Prof. Engels przyznaje, że od kiedy przeprowadził się do Polski i jest w stanie porównać doniesienia medialne o Polsce (za granicą) z tym, co naprawdę dzieje się w tym kraju, wstrząsnęła nim rażąca różnica między dwoma obrazami, a najbardziej widoczne jest to w przypadku mediów niemieckich.

,,Nie chcę nadmiernie generalizować i sugerować, że wszyscy dziennikarze lub media są podobni, ponieważ wciąż istnieją pewne znaczące wyjątki; jednak wyraźne jest, jak jednostronnie niemieckie media wypowiadają się zazwyczaj o Polsce” – mówi historyk z Universite Libre de Bruxelles.

Według prof. Engelsa „dosłownie każdego dnia główne niemieckie czasopisma i stacje telewizyjne oddają się publikacji rażąco jednostronnych materiałów, w których lewicowo-liberalni politycy przedstawiani są jako kosmopolityczni bohaterowie w lśniącej zbroi, usiłujący uratować swój kraj przed ruiną gospodarczą, duchownymi pedofilami, nietolerancyjnymi homo- i islamofobami oraz nikczemnymi i dyktatorskimi ministrami, podczas gdy ich zadanie utrudniają uparci, bezduszni i prostaccy chłopi z Europy Wschodniej”.
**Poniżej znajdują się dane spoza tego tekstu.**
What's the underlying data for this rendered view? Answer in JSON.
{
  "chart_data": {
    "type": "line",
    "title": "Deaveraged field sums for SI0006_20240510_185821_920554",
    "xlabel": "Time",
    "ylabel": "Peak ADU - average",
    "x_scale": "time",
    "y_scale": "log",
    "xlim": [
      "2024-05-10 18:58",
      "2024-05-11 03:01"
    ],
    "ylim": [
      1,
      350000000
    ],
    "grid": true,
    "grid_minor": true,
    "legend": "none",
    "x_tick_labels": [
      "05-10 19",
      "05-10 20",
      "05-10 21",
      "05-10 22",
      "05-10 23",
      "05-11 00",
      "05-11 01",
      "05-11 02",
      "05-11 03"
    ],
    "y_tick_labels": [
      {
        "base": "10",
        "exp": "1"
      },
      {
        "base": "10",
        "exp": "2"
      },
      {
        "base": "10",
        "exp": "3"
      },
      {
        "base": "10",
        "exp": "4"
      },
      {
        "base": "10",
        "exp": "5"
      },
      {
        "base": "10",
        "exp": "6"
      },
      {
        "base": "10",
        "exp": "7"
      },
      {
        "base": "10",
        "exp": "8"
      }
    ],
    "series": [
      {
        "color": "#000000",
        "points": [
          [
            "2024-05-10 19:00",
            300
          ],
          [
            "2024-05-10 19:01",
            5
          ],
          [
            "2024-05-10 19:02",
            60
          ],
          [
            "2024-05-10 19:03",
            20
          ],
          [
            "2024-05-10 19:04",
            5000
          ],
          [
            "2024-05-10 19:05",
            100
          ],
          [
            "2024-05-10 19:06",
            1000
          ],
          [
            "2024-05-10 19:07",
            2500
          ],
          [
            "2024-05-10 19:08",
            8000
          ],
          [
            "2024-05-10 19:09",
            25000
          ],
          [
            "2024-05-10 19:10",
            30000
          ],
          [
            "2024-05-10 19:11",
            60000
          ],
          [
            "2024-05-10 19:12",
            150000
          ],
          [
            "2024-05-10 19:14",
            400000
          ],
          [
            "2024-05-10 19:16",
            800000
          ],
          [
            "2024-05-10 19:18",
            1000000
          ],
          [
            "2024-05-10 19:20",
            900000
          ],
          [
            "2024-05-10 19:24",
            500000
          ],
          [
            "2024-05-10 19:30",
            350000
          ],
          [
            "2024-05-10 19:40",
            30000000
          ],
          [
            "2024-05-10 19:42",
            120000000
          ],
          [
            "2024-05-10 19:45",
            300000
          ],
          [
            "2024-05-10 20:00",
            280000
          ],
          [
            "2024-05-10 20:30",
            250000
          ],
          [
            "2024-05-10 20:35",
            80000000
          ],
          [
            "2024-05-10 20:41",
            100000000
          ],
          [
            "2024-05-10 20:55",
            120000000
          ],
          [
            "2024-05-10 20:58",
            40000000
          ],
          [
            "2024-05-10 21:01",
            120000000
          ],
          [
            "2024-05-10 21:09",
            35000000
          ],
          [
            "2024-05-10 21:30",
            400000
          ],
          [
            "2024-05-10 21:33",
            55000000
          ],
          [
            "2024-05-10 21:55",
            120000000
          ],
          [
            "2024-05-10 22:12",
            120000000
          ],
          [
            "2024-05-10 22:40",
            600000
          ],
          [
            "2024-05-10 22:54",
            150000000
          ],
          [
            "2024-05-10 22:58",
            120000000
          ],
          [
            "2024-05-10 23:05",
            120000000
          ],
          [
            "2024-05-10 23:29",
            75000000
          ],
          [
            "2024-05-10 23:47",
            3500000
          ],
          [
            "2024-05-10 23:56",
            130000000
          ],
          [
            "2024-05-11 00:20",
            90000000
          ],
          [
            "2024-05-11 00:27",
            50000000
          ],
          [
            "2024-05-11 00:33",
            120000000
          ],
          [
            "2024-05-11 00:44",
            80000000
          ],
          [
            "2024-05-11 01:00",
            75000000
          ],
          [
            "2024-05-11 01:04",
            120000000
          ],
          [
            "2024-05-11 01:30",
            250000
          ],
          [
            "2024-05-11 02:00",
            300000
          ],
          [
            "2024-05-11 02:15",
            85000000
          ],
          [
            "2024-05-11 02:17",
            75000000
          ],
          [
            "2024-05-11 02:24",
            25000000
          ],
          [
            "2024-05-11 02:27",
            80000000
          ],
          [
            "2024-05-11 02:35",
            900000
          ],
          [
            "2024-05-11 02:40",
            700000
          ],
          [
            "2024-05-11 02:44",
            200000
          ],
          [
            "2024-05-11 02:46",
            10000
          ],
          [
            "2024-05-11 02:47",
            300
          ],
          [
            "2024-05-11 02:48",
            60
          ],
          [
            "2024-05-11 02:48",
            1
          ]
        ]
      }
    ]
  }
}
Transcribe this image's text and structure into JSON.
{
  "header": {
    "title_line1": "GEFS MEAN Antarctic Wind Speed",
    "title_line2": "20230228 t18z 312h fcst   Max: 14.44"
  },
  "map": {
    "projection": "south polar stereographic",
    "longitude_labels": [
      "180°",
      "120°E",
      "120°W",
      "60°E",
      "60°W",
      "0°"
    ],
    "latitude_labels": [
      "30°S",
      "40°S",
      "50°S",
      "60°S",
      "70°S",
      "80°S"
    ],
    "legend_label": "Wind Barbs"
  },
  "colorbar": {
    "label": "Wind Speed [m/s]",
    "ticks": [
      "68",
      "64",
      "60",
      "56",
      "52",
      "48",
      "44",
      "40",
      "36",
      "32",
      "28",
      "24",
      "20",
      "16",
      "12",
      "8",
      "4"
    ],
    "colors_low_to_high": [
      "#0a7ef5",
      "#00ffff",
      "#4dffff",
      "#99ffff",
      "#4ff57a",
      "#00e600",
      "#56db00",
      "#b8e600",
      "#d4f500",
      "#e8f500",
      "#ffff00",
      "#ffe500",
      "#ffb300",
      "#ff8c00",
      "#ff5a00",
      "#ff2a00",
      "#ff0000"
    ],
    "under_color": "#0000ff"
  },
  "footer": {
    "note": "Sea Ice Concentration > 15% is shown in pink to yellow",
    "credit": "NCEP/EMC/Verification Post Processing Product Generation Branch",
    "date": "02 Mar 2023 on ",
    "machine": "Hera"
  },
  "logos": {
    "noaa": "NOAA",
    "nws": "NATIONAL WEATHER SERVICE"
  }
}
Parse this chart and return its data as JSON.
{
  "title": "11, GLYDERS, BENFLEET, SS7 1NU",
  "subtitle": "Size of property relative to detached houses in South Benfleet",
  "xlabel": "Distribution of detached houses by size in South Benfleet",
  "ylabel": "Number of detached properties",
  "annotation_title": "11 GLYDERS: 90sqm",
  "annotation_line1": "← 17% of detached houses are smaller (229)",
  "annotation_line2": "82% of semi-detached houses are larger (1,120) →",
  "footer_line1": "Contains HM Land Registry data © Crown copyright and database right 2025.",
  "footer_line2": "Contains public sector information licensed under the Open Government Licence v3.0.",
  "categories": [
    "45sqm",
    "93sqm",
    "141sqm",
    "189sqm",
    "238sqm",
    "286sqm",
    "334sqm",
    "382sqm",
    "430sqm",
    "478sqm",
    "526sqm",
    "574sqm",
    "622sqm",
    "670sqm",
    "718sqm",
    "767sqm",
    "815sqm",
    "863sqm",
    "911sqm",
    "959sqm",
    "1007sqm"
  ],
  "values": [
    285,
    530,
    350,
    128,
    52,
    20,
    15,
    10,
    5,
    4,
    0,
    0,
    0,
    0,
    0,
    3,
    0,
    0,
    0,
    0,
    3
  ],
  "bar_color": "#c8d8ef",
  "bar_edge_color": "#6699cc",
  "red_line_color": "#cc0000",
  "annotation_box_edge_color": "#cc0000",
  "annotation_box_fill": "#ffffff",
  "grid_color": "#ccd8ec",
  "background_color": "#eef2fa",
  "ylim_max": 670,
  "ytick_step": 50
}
Sugerowany przez media niemieckie „właściwy kurs” dla Polski, polega w opinii historyka „na przyjmowaniu masowej imigracji, wprowadzaniu „różnorodności” seksualnej już na poziomie szkolnym, poddawaniu wszystkich przejawów demokracji krajowej brukselskiej technokracji, zastępowaniu chrześcijańskiego charakteru narodu polskiego wielokulturowym relatywizmem, cenzurowaniu wszystkich mediów, które nie podporządkowują się politycznej poprawności etc.

Prof. Engels uważa, że „niemieckie doniesienia medialne są przejmowane przez liczne polskie media należące do niemieckich firm i są bardzo mile widziane (często nawet inspirowane) przez opozycję, która ryzykuje ważniejsze interesy kraju w zamian za objęcie władzy dzięki niemieckiemu wsparciu”.

,, Polska mogłaby być idealnym miejscem zbierania się europejskich konserwatystów, sercem odbudowy chrześcijańskiej Europy i centrum prawdziwie obiektywnego rynku medialnego, informującego mieszkańców Europy Zachodniej o tym, co naprawdę dzieje się z ich krajami; i ta możliwość jest właśnie tym, czego obecne niemieckie media boja się tak bardzo” – konkluduje prof. Engels.